Being Latinos 2
Today it seems there is this charge inside of me to discuss my culture and what I deem is being threatened and minimized by others and by my own people. These blogs will explore the intimate feelings that I have in regards to being Latino and my observations. With that said I would like to continue to explore the notion that we as Latinos have a need to reclaim our culture and know that passing it on to our children is not just important but crucial.
I think we should marry whom we love and it not be base on race or color yet realistically that much of the time there is a built in issue when we marry outside of our culture. Although it is not true in every case we Latinos must understand that when we marry into the Caucasian race we must become even more adamant about our children learning Spanish and honoring their roots. Many times when we marry "whites" we forget the importance of our children learning the customs, history and ways of our people. I think that we go into these relationships believing that we have somehow won a prize and that now we can forget who we are and adopt a completely assimilated life, one that excludes some of the important aspects of who we are. Whether due to shame or due to ignorance we allow our spouse to become the main influence in our children's life fearing that intervening will cause issues in the relationship. Besides why should someone else promote our culture to our children? Is that really realistic? Well, the answer to that is yes and no because although our spouse may not be Latino or Latina they surely could promote their child's culture as a Latino and make certain to celebrate their heritage as a child of color. Yet what happens much of the time is that as Latinos we don't push it and we don't promote it when we should be insisting on it.
I have often times asked young people if they speak Spanish knowing their are of the origin and too many times they will say: "I wish my parents would have taught me Spanish". I am saddened by this response because one or both parents failed this young person by not teaching them Spanish. Like many of the people in my era I named my daughter Taina after the Taino and Taina indians of Puerto Rico. Growing up my daughter had to correct many people because most, even Latinos, did not know how to pronounce it never mind know the origin. When I came to Chicago in sixth grade I recall the teacher saying my last name incorrectly and when I corrected her she asked: "Where are you from?" I said I was Latino and Puerto Rican to which she responded: "What is that?" The clueless nature of a teacher of all professions baffled even my young self. I could not believe that she did not know where Puerto Rico was and that she did not have the basic skills to approach this in a way that would be less offensive and more compassionate. Like many Americans we lack the sensitivity and the knowledge needed to embrace and celebrate others who we may deem diffferent from us. Yet we cannot blame others for their ignorance when we ourselves don't teach our own children pride in who they are, ignoring the basic importance of our language.
Being Latino has it's labor attached to it, especially when one is a darker Latino and looks obviously different from the mainstream folks. Although we have people who are blue eyed and blond we truly tun the spectrum of shades of skin, texture of hair and color of eyes. As some of you may guess the lighter skinnced Latinos have surely been a part of the discrimination put upon the dark ones. We are sometimes our own enemies and have bought into the notion that "white is right" and that attractive equals lighter skin, blond hair and blue eyes. This is truly a problem that we ourselves need to be honest about and address in ways that are intentional and specific. We have bought into he myths that have been put upon us and the ones we have placed on ourselves.

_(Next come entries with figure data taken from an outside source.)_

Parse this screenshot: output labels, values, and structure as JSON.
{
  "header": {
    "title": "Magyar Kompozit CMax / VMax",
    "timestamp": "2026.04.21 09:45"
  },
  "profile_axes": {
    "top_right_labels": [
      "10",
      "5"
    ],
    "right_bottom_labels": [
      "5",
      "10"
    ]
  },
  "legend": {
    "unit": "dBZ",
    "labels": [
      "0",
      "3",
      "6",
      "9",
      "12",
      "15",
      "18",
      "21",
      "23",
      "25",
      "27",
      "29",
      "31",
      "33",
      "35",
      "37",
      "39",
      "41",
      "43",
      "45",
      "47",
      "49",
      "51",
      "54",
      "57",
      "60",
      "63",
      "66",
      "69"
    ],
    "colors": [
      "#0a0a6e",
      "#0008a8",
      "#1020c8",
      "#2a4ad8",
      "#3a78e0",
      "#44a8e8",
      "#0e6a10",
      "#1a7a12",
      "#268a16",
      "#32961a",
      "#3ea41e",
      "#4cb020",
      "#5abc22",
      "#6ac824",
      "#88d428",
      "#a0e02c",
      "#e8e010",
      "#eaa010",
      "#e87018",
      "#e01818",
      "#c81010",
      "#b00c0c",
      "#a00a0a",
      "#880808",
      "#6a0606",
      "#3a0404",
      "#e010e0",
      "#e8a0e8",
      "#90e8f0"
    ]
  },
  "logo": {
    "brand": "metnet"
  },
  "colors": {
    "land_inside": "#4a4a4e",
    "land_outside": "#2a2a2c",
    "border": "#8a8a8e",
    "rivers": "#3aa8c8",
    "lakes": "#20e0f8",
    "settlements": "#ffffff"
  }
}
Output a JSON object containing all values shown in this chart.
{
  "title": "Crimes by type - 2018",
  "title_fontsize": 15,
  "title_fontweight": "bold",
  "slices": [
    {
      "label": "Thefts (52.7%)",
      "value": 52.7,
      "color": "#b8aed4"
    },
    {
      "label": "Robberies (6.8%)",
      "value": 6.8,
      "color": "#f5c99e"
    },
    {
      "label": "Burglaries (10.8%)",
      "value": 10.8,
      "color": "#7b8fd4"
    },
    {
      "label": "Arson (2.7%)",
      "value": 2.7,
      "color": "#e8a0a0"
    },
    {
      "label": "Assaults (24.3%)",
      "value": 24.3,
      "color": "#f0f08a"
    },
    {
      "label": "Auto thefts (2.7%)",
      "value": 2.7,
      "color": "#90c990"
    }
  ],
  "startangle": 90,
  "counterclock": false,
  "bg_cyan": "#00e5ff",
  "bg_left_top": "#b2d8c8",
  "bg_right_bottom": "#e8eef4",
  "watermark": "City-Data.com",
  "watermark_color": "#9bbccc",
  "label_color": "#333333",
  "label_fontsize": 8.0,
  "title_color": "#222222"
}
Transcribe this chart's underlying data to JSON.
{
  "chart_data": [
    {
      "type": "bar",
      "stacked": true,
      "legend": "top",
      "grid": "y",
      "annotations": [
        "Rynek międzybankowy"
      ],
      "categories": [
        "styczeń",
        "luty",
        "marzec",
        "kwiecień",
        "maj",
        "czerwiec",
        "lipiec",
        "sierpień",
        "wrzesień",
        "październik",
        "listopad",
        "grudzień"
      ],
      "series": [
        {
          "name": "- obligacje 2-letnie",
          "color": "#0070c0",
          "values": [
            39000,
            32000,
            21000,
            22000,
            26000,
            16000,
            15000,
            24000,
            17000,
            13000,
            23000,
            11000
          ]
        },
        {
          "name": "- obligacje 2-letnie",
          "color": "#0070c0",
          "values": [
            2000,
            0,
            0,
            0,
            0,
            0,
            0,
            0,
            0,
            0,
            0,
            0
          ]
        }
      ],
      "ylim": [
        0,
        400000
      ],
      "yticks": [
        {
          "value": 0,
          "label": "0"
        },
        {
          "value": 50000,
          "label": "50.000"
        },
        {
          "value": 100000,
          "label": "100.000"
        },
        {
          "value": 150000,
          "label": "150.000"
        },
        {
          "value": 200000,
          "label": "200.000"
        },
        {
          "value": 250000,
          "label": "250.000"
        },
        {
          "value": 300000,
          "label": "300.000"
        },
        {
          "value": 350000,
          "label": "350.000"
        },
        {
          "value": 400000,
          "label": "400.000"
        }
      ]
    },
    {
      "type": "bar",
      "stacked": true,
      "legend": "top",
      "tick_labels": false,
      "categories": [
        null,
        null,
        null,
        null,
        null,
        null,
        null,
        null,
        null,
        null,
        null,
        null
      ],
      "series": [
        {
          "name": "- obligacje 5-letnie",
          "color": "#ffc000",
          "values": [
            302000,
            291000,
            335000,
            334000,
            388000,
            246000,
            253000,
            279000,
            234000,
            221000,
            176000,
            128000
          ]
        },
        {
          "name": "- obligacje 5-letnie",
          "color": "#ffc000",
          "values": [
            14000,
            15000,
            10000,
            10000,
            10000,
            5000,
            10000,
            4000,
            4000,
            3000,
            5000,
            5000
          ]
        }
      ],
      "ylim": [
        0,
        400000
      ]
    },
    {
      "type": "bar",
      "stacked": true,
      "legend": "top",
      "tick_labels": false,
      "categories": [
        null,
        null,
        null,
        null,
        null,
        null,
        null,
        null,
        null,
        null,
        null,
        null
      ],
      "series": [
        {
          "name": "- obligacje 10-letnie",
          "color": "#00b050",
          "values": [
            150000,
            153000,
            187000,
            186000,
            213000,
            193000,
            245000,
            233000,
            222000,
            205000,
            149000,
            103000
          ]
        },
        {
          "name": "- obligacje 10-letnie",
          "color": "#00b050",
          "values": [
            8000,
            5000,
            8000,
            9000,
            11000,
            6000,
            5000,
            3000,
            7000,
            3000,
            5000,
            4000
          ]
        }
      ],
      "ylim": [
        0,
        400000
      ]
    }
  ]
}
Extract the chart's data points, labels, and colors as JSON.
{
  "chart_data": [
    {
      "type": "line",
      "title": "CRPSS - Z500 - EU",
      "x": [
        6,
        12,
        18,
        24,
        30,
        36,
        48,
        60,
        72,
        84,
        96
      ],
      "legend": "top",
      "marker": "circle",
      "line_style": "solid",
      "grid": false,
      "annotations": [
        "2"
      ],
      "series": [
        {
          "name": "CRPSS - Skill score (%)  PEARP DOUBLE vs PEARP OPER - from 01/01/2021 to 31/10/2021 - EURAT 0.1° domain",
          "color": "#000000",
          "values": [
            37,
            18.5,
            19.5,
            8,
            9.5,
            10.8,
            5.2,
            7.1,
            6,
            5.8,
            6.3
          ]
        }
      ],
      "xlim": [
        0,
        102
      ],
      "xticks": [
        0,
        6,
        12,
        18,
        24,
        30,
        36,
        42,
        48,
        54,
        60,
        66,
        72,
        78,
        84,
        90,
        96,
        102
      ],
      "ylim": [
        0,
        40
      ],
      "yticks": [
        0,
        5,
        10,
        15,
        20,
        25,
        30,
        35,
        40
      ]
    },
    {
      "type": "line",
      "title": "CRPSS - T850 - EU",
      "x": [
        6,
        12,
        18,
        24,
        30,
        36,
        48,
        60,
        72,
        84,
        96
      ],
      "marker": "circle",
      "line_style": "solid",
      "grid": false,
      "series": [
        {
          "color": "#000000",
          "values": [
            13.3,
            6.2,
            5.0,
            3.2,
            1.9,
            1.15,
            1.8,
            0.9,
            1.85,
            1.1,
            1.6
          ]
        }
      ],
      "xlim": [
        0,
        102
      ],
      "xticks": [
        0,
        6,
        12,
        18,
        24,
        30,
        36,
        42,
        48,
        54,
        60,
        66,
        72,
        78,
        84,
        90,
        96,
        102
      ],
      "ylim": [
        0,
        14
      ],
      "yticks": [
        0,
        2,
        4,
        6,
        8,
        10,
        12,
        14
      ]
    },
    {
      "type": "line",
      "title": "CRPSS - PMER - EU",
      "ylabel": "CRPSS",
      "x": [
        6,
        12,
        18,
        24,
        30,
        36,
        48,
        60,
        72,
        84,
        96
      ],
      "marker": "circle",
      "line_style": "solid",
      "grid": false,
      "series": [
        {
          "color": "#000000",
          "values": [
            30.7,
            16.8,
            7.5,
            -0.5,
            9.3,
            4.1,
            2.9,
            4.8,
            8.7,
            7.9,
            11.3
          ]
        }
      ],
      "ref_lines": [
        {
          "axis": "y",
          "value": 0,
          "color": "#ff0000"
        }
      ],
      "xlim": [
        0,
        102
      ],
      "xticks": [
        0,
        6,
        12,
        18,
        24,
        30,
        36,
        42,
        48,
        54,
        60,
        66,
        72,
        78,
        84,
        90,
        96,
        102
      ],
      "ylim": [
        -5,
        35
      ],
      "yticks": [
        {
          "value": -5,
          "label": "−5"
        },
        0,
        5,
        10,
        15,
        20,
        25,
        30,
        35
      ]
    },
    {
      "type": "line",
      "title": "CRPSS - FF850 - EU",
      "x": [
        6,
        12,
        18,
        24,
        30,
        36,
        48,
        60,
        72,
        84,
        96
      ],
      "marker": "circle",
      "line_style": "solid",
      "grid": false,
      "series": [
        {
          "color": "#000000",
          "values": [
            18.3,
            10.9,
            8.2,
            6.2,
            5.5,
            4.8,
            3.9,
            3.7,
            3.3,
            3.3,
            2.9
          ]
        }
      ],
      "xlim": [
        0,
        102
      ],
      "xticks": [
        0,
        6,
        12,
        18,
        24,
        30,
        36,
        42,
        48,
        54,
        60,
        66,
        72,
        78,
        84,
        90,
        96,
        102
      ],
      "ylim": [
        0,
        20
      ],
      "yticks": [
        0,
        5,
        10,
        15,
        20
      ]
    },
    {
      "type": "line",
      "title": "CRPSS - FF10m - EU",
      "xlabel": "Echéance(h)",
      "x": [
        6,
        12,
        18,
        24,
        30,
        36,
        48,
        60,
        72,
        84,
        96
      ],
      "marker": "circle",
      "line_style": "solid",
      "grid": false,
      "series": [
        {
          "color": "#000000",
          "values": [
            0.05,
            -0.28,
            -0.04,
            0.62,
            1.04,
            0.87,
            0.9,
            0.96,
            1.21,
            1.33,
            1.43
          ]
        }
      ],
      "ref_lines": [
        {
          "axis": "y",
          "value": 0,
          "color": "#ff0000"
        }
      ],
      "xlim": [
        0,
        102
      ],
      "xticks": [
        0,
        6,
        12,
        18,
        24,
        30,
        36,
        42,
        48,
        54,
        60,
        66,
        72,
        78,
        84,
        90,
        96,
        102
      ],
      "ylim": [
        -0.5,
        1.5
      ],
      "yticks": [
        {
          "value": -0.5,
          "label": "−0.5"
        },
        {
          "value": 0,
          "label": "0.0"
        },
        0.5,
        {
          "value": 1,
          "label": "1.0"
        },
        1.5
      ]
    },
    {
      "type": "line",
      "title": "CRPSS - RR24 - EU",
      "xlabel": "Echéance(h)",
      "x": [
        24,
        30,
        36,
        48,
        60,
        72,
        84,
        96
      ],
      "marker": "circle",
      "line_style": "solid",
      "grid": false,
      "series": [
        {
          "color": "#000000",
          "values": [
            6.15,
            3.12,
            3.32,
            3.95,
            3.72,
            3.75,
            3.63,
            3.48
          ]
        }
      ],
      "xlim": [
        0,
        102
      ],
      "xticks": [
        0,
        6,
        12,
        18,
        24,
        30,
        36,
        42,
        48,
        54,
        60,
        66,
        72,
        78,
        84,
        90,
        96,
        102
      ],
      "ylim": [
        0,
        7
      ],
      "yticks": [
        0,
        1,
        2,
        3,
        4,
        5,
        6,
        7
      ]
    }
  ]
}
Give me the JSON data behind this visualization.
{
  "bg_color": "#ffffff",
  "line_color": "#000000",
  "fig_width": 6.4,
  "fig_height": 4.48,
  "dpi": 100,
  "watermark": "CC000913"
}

I will never forget when I was in grammar school in Ohio and my mom came to pick me up at school. The next day several of my classmates asked me: "Was that your mom?" I responded with a yes and each and every one of them rebutted with: "but she's white". In fact my mother is Latina with a lot of Spanish blood and she was very light skinned (really white) with blond hair. Her mother was very Spaniard as was her grandmother. She looked like a "white lady" and these children were simply expressing what they knew and the limited perception of Latinos they grew up with. It wasn't their fault but rather the lack of life skills in their upbringing. Not understanding that Latinos come in all shades was one of the things I learned early on but moreover I learned that everyone who was light skinned were considered "white".